The Japanese also boasted the company Kongo Gumi that fits out Buddhist temples and was founded in 578, but the company was taken over in 2006 by the company Takamatsu.
Hoshi Onsen thus took first place. The hotel has been managed by the family since 718 when, according to legend, it was established by a Buddhist monk in a place shown to him by the god of mountains, Hakusan.
And what did I find when typing in ‘family-owned companies: escaping the crisis’?
The oldest Italian companies do not have such spiritual origins even though Pontificia Fonderia Marinelli manufactures papal bells. It was founded in the town of Agnone in the south of Italy and shares the second to third place with the French winery Chateau de Goulaine. The Marinelli foundry still uses the old bell-making technique today and its products reverberate around the world. Five of the twenty employees are members of the Marinelli family, including the CEO.
The Italian winemaker and olive oil producer Barone Ricasoli is in fourth place, while the fifth is the famous Murano glass maker Barovier & Toso, which was established in 1295. Only two of the other five companies are not Italian, the Pilgrim House hotel in sixth place and the French Moulin Richard de Bas in seventh.
Italians believe that they will recover from the recession more easily thanks to the large number of family-owned companies with long-standing tradition, and they view their economy as real and not virtual as is the case in many other developed countries.
When I delved deep into some of the stories, I saw that the key was that each of these companies with such tradition had highly binding articles of association! When I perused some of the articles of association I had access to, I learned that the key factor in the oldest ones was that the leadership functions and ownership shares were always assumed by lineal descendants and not by the family members who married into the company. This was the basic condition for the company to even be called a family-owned company as everything would have been watered down otherwise.

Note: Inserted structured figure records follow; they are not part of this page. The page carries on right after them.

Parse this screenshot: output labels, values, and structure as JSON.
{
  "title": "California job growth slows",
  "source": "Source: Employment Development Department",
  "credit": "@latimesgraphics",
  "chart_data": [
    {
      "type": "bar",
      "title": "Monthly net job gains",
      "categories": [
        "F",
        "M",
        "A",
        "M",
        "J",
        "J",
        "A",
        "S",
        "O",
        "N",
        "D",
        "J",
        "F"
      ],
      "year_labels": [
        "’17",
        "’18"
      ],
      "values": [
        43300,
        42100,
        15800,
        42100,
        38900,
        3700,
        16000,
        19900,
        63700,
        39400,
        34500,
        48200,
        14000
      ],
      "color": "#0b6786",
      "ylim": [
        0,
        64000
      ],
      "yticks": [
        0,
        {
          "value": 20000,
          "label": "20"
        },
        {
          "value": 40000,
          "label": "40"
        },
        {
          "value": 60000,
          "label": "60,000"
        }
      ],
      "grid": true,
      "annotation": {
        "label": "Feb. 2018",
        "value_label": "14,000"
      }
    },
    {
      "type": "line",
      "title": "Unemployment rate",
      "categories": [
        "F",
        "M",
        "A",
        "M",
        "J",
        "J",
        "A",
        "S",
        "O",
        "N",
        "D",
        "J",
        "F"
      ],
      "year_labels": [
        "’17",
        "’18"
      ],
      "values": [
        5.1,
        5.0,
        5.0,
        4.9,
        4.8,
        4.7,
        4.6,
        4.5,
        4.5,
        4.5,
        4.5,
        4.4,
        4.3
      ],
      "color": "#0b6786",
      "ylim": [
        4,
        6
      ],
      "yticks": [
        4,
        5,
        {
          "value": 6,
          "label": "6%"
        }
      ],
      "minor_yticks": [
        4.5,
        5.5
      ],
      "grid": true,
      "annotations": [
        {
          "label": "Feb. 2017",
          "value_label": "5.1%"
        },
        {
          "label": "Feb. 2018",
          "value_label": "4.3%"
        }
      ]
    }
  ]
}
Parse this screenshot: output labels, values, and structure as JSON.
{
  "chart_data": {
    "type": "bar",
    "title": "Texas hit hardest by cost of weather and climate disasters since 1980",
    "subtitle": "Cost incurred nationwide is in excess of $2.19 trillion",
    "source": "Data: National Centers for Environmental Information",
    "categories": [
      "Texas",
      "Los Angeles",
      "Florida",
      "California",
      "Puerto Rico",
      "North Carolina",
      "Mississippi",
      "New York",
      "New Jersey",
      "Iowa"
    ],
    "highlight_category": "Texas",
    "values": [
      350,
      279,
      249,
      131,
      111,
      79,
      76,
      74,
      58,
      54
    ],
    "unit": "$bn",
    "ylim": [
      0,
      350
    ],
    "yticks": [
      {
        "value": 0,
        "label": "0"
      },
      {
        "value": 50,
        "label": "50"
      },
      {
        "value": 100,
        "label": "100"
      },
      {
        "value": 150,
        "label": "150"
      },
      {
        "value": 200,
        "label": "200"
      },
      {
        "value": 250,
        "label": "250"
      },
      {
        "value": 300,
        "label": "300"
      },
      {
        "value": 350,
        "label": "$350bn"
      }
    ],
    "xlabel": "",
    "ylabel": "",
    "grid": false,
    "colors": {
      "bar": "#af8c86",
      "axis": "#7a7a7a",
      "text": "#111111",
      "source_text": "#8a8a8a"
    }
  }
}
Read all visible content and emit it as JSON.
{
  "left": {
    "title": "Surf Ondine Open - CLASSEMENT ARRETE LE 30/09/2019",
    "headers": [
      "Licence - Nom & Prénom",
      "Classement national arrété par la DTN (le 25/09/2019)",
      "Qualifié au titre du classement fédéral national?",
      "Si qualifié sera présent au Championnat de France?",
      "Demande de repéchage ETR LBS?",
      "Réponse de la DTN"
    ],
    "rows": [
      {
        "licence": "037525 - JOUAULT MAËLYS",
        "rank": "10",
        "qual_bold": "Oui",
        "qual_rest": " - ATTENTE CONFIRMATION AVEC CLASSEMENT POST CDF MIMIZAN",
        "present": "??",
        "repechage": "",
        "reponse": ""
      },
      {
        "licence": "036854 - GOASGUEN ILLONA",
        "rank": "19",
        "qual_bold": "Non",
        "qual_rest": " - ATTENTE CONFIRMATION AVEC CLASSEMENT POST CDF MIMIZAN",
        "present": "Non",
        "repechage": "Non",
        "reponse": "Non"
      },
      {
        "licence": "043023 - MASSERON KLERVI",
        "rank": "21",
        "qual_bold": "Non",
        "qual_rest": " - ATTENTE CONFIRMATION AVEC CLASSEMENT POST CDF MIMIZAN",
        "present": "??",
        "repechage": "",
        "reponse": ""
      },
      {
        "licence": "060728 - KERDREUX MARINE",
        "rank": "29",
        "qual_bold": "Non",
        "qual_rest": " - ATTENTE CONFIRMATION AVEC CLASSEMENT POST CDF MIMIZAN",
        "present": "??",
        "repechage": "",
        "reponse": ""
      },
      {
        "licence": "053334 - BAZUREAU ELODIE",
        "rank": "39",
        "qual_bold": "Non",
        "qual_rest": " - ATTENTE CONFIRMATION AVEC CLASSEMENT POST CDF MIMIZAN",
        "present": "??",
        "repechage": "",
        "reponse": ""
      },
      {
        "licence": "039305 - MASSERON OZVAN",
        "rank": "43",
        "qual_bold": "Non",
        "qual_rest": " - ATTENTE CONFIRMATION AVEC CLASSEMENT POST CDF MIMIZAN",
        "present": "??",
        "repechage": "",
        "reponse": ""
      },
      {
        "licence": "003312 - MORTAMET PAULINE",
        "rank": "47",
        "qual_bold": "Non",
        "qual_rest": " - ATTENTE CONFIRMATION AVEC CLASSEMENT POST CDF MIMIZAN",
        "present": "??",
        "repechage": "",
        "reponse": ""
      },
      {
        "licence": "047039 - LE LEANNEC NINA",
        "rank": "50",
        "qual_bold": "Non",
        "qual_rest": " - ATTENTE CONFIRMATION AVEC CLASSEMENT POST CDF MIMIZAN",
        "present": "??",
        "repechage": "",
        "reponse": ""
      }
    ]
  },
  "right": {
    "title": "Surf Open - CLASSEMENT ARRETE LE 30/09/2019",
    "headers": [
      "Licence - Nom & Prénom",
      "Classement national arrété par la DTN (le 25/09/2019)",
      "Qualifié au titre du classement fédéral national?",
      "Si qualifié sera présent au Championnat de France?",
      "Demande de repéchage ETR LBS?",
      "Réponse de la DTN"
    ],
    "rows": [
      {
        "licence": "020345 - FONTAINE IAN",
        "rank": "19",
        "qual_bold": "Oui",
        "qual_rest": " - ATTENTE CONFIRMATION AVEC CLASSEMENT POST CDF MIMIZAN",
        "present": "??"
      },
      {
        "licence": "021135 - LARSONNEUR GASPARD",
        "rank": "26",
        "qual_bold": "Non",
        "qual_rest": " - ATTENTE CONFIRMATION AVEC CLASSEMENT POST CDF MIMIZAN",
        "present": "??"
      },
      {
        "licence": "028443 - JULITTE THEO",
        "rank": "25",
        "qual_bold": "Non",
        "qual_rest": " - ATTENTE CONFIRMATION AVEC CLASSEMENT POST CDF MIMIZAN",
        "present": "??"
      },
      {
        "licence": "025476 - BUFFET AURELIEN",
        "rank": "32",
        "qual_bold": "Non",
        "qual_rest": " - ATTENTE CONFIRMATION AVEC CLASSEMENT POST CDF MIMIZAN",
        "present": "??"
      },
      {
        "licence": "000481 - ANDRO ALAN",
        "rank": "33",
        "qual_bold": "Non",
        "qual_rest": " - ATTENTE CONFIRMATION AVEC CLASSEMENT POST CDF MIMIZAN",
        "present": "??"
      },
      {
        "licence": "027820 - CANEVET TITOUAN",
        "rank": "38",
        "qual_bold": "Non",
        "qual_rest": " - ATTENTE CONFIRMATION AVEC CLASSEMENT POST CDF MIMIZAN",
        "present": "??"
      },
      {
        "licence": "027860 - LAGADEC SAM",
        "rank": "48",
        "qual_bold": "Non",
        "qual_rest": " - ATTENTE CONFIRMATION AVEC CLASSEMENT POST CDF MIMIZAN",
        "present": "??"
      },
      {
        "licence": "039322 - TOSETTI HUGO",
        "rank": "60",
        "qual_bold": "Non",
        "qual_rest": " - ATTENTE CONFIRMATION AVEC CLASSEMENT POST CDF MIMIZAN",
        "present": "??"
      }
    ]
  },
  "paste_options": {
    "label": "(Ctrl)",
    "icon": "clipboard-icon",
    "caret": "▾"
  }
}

All therefore had the following conditions:
1. successors were the descendants;
2. they were always educated abroad or in another culture;
3. they always started at the bottom of the company so as to learn the entire process;
4. they had experience of working elsewhere so that they could make comparisons.
I also started to develop my family-owned company legally and formally; even though my wife and I did not have any children, we believed we would have them someday so that they could continue according to predetermined rules without going through all of our problems. Well, as it turned out, we did not have children and we also broke up because we believed we had made too many mistakes. But we did lay the foundations for a family-owned company.
I started saving all of this personal and research experience in a database that became the foundation for first-rate advice and sound information for all new clients.